Refractive Geometry¶

This page explains the mathematical foundations of refractive ray tracing for underwater multi-view stereo. The key challenge is that cameras are in air while targets are underwater, with a flat water surface between them. Light rays refract at the air-water interface according to Snell’s law, requiring a modified projection model.

Coordinate System¶

AquaMVS inherits the coordinate system convention from AquaCal:

World Frame

The origin is at the optical center of the reference camera (whichever camera was designated as reference during AquaCal calibration).
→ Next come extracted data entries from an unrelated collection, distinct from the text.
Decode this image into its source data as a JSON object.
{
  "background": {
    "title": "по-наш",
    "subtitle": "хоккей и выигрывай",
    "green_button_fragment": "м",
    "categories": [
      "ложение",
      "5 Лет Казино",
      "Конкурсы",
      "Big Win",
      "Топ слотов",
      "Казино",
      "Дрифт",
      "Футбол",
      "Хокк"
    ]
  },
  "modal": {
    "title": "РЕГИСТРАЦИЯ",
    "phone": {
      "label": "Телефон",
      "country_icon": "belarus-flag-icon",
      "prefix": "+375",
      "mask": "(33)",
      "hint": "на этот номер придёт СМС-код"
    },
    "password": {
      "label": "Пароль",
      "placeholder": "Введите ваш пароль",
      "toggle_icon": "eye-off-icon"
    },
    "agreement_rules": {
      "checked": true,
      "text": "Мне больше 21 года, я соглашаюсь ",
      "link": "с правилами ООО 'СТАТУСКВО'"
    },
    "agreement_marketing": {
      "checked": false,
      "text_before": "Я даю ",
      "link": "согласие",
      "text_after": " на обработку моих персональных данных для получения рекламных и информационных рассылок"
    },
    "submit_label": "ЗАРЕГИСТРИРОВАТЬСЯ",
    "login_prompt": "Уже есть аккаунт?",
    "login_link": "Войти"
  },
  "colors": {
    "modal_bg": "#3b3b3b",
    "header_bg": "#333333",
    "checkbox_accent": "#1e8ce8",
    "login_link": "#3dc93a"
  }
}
Camera names are hardware identifiers (e.g., e3v82e0), not sequential labels.

+X: Right (when facing the scene)
+Y: Forward (optical axis of reference camera)
+Z: Down (into the water)
Units: Meters throughout

Camera Frame

OpenCV convention for individual cameras:

+X: Right
+Y: Down
+Z: Forward (optical axis)

Pixel Coordinates

Image coordinates use (u, v) where:

u: Column (horizontal pixel index)
v: Row (vertical pixel index)
Origin at top-left corner

Extrinsics Convention

Transformation from world to camera frame:

\[\mathbf{p}_{\text{cam}} = \mathbf{R} \mathbf{p}_{\text{world}} + \mathbf{t}\]

where \(\mathbf{R}\) is the rotation matrix and \(\mathbf{t}\) is the translation vector.

Typical Geometry

In a standard AquaMVS setup:

Cameras are positioned near \(Z \approx 0\)
Water surface is at \(Z = z_{\text{water}} > 0\) (e.g., 0.978 m)
Underwater targets are at \(Z > z_{\text{water}}\)
Interface normal is \(\mathbf{n} = [0, 0, -1]\) (points from water toward air)

Camera Model¶

AquaMVS uses a standard pinhole camera model with radial and tangential distortion. All images are undistorted in a preprocessing step, so the projection model operates on rectified images.

Intrinsic Matrix

The intrinsic matrix \(\mathbf{K}\) maps 3D camera coordinates to pixel coordinates:

\[\begin{split}\mathbf{K} = \begin{bmatrix} f_x & 0 & c_x \\ 0 & f_y & c_y \\ 0 & 0 & 1 \end{bmatrix}\end{split}\]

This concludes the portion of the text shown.